Oleh: Susi Firdausa
Pegiat Literasi Kota Malang
Kabupaten Malang kembali dihebohkan dengan adanya penangkapan jaringan narkoba yang terjadi di kecamatan Kepanjen dan kecamatan Lawang. Sebagaimana dilansir dari Surya Malang, polsek Kepanjen menangkap pria berinisial AS (19) yang diduga mengedarkan sabu-sabu. Kapolsek Kepanjen, Kompol Sri Widyaningsih mengatakan tersangka ditangkap di rumahnya di Desa Pakisaji, Kecamatan Kepanjen.
Selain itu di kecamatan Lawang, juga ada penangkapan dua orang pemakai narkoba yang tidak berkutik saat ditangkap oleh anggota Polsek Lawang. Keduanya pelaku berinisial ABS (30) dan RS (29). Kedua pemakai narkoba ini ditangkap saat polisi melakukan penggerebekan rumah kontrakan di Dusun Meling, Jalan dr Wahidin, Desa Bedali, Kecamatan Lawang, Kabupaten Malang, Jumat (3/6/2022) sekitar pukul 22.00 WIB. (www.Surya Malang, 05 Juni 2022).
Ini hanya sebagian dari fakta kasus barang haram di negeri ini. Masih banyak kasus-kasus serupa yang terjadi di berbagai wilayah baik di Malang bahkan Indonesia. Pelakunya tidak hanya, rakyat biasa, tapi bisa selebriti hingga pejabat negara. Pertanyaannya, mengapa sejak dulu kasus-kasus seperti ini tidak kunjung berakhir selesai? Ditangkap satu bermunculan lagi seribu.
Dalam UU No. 35 Tahun 2009 tentang narkotika, dijelaskan bahwa narkotika digolongkan menjadi 3 jenis. Pertama, jenis narkotika yang secara umum dikenal masyarakat dengan ganja, sabu-sabu, kokain, opium, heroin dan sebagainya. Kedua, jenis narkotika yang dikenal dengan morfin, pertidin dan sebagainya. Ketiga, jenis narkotika yang dikenal dengan kodein dan sebagainya. Sanksi yang diberikan kepada pengedar/penjual, pemakai, penyalah guna, pemilik dan pecandu bisa berupa penjara, denda, rehabilitasi, hingga hukuman mati.

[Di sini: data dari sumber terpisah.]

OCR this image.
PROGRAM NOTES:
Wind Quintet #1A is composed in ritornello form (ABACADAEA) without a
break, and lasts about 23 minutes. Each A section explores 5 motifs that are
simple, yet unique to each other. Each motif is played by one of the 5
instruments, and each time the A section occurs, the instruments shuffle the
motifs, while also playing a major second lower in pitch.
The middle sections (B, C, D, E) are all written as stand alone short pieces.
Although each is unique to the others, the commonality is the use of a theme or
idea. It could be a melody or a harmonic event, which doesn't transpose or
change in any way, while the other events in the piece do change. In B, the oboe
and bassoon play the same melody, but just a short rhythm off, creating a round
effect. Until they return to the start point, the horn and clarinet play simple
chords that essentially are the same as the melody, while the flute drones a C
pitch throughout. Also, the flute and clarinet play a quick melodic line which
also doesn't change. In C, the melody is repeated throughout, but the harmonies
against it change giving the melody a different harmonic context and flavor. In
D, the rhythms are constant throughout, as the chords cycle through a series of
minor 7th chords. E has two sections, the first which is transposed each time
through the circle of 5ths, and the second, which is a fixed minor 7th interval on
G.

Satu hal yang lebih penting dari semua itu, UU ini tidak menyentuh produsen/pengusaha yang memproduksi barang haram ini beserta gembong dan bandar besarnya.
Penjara-penjara atau pusat rehabilitasi hanya dipenuhi oleh penyalah guna dan pecandu. Di dalamnya juga terdapat pasal (127) yang dapat dijadikan ruang “transaksional” dari oknum penegak hukum yang sering dikenakan pada artis atau pejabat yang tertangkap.
Seperti inilah gambaran kehidupan dalam masyarakat yang menerapkan sistem kapitalisme. Di dalamnya selalu ada pembelaan terhadap para pemilik kekayaan. Hukum tumpul bila berhadapan dengan kalangan ini. Ditambah lagi kehidupan sekuleristik sebagai anak kandung kapitalisme, yang memisahkan agama dari kehidupan telah nyata terjadi. Masyarakat semakin kacau dan terjerumus dalam kubangan hedonistik yang tak berkesudahan.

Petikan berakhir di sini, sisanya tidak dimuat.